Anche il resto del tavolo si unì a quella contagiosa ilarità, solo Armin non staccò gli occhi da Carol.

Neppure a lui la si poteva dare a bere.
 
 






Gli schiamazzi dei soldati, molti dei quali probabilmente già ubriachi, erano ben udibili persino dalla sua camera. Aveva lasciato la finestra leggermente aperta per far entrare un po’ di aria fresca nel tentativo di acquietare un poco l’ansia che aveva incominciato ad impossessarsi di lei dal pomeriggio. Per fortuna era riuscita ad evitare di farsi vedere in quello stato da Levi, il quale tra le numerose riunioni ed incombenze a cui aveva dovuto assistere non era ancora riuscito ad avvicinarla. Doveva necessariamente calmarsi prima del loro incontro, altrimenti lui avrebbe immediatamente capito che c’era qualcosa di strano.
Camminare nervosamente per la stanza non la stava affatto aiutando anzi sentiva le mani sempre più sudate ed il cuore martellarle le tempie.
Poi si ricordò di non aver concluso la lettura del diario del misterioso eldiano, perciò decise di dedicarsi a quello.
Recuperò il taccuino dal cassetto della scrivania, si posizionò comoda sul letto e si immerse nuovamente in quegli strani resoconti che dopo la morte di E. si erano fatti più radi, fino a contare poche pagine per anno.
In parte ciò era dovuto al fatto che, come riportava X. stesso, la frequenza di quegli strani “viaggi” si era notevolmente ridotta.
Ciononostante anche la narrazione si era fatta spenta e didascalica, come se effettivamente la gioia di vivere avesse abbandonato l’autore.

L’ultima pagina era datata 841 ed era una delle lettere a cuore aperto più struggenti che Carol avesse mai letto.
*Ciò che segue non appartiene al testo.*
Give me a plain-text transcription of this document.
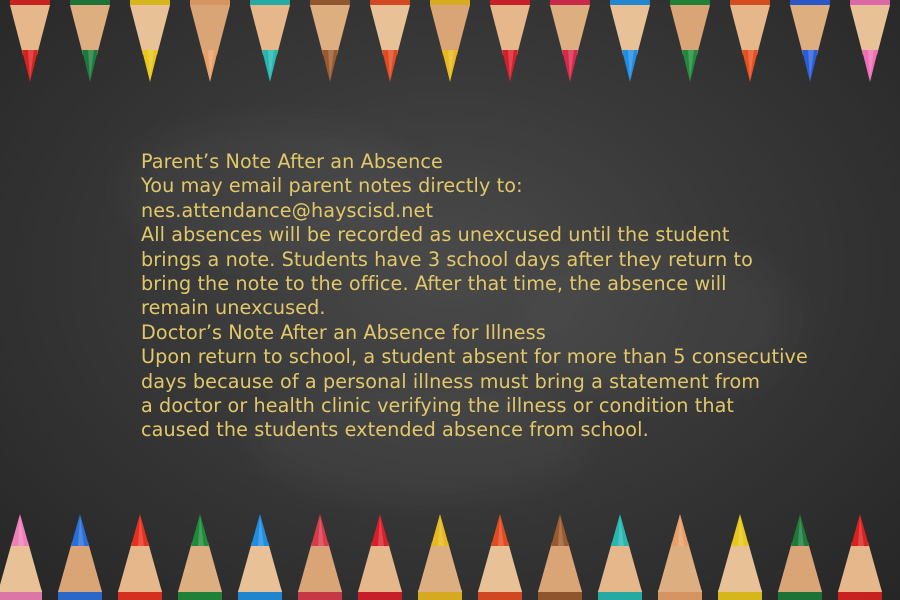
Parent’s Note After an Absence
You may email parent notes directly to:
nes.attendance@hayscisd.net
All absences will be recorded as unexcused until the student
brings a note. Students have 3 school days after they return to
bring the note to the office. After that time, the absence will
remain unexcused.
Doctor’s Note After an Absence for Illness
Upon return to school, a student absent for more than 5 consecutive
days because of a personal illness must bring a statement from
a doctor or health clinic verifying the illness or condition that
caused the students extended absence from school.
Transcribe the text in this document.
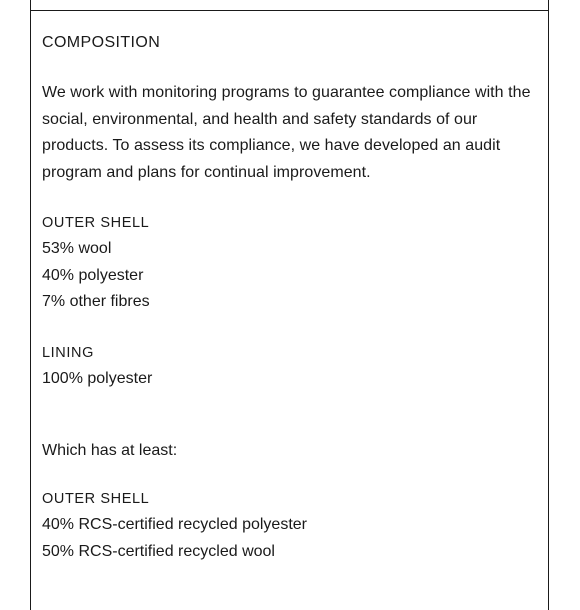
COMPOSITION

We work with monitoring programs to guarantee compliance with the social, environmental, and health and safety standards of our products. To assess its compliance, we have developed an audit program and plans for continual improvement.

OUTER SHELL
53% wool
40% polyester
7% other fibres
LINING
100% polyester
Which has at least:
OUTER SHELL
40% RCS-certified recycled polyester
50% RCS-certified recycled wool
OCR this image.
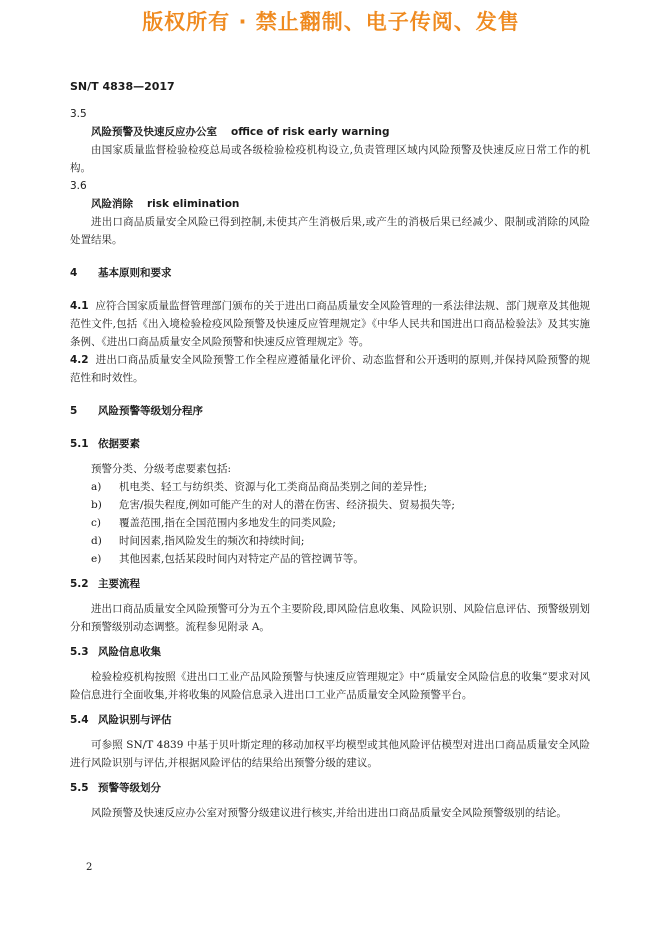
版权所有 · 禁止翻制、电子传阅、发售
SN/T 4838—2017

3.5

风险预警及快速反应办公室 office of risk early warning

由国家质量监督检验检疫总局或各级检验检疫机构设立,负责管理区域内风险预警及快速反应日常工作的机构。

3.6

风险消除 risk elimination

进出口商品质量安全风险已得到控制,未使其产生消极后果,或产生的消极后果已经减少、限制或消除的风险处置结果。

4 基本原则和要求

4.1 应符合国家质量监督管理部门颁布的关于进出口商品质量安全风险管理的一系法律法规、部门规章及其他规范性文件,包括《出入境检验检疫风险预警及快速反应管理规定》《中华人民共和国进出口商品检验法》及其实施条例、《进出口商品质量安全风险预警和快速反应管理规定》等。

4.2 进出口商品质量安全风险预警工作全程应遵循量化评价、动态监督和公开透明的原则,并保持风险预警的规范性和时效性。

5 风险预警等级划分程序
5.1 依据要素

预警分类、分级考虑要素包括:

a) 机电类、轻工与纺织类、资源与化工类商品商品类别之间的差异性;

b) 危害/损失程度,例如可能产生的对人的潜在伤害、经济损失、贸易损失等;

c) 覆盖范围,指在全国范围内多地发生的同类风险;

d) 时间因素,指风险发生的频次和持续时间;

e) 其他因素,包括某段时间内对特定产品的管控调节等。

5.2 主要流程

进出口商品质量安全风险预警可分为五个主要阶段,即风险信息收集、风险识别、风险信息评估、预警级别划分和预警级别动态调整。流程参见附录 A。

5.3 风险信息收集

检验检疫机构按照《进出口工业产品风险预警与快速反应管理规定》中“质量安全风险信息的收集”要求对风险信息进行全面收集,并将收集的风险信息录入进出口工业产品质量安全风险预警平台。

5.4 风险识别与评估

可参照 SN/T 4839 中基于贝叶斯定理的移动加权平均模型或其他风险评估模型对进出口商品质量安全风险进行风险识别与评估,并根据风险评估的结果给出预警分级的建议。

5.5 预警等级划分

风险预警及快速反应办公室对预警分级建议进行核实,并给出进出口商品质量安全风险预警级别的结论。

2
“È da molto che non aggiorno questo diario, forse perché da quando E. se ne è andata le mie giornate non sono così degne di nota.
Dovrei descrivere minuziosamente ogni particolare della mia permanenza, attenendomi al rigore scientifico che è sempre stato il mio vanto. Tuttavia mi rendo conto di non essere capace della stessa imparzialità di un tempo. Non possiedo la freddezza delle macchine che popolano sempre di più il mio Paese, poiché in quanto esseri umani siamo naturalmente portati a vivere di emozioni, rendendo di fatto soggettiva ogni nostra percezione ed esperienza.
Mentre scrivo fuori è una bellissima giornata, sembra che il mondo voglia schernirmi beffardo sfoderando tutto il suo splendore contro il mio umore più nero.
Se chiudo gli occhi posso lasciarmi trasportare da questa brezza primaverile che profuma di gelsomino, che profuma di lei.
Mi basta inalare a fondo questa dolce fragranza per sentirmi a casa ed al tempo stesso avvertire una stilettata al cuore.

Forse sono pazzo ad aggrapparmi a questo dolore atroce, ma il suo ricordo è tutto ciò che mi rimane.
Quando parlo di E. preferisco usare l’espressione "se ne è andata", ed anche questa è un'altra dimostrazione di come la mia impassibilità vacilli.
Morire è naturale, fa parte della vita. Eppure non riesco ad associare i concetti di decomposizione e putrefazione al ricordo di lei.
Ho scelto di pensare che sia partita per un lungo, lunghissimo viaggio, ma che sia ancora là fuori da qualche parte.
Forse perché questo implica che prima o poi potrò raggiungerla, ed io non desidero altro che rivederla.
Non sarà molto scientifica come scoperta ma ho imparato che nel corso della nostra esistenza ci approcciamo a diverse realtà, entriamo nei cuori di molte persone ed esse fanno altrettanto.
Incrociamo destini, raccontiamo storie, diventiamo storie.
Ed il tempo che lei ha trascorso insieme a me ha riportato la luce nella mia vita rendendola una storia bellissima.
Sono convinto che quando due anime così affini si incontrano non esistano mai addii ma solo arrivederci.
Manca poco ormai…presto partirò anche io, presto la raggiungerò.
Forse lungo quello stesso sentiero illuminato dalle stelle che mi ha portato qui.
Forse invece ci rincontreremo su una candida spiaggia sotto un cielo che non ha mai visto la guerra.
E quando contemplerò i suoi occhi brillare alla vista del vasto oceano, finalmente potrò ringraziarla.
Perché lei, al contrario di me, mi ha salvato.
Perché prima di conoscerla ero distrutto, un vuoto e triste relitto dell'uomo che ero un tempo.
Ma soprattutto le dirò quanto l'ho amata, e quanto l'amerò ancora ed ancora.”

 
Quando richiuse delicatamente il diario Carol era in lacrime.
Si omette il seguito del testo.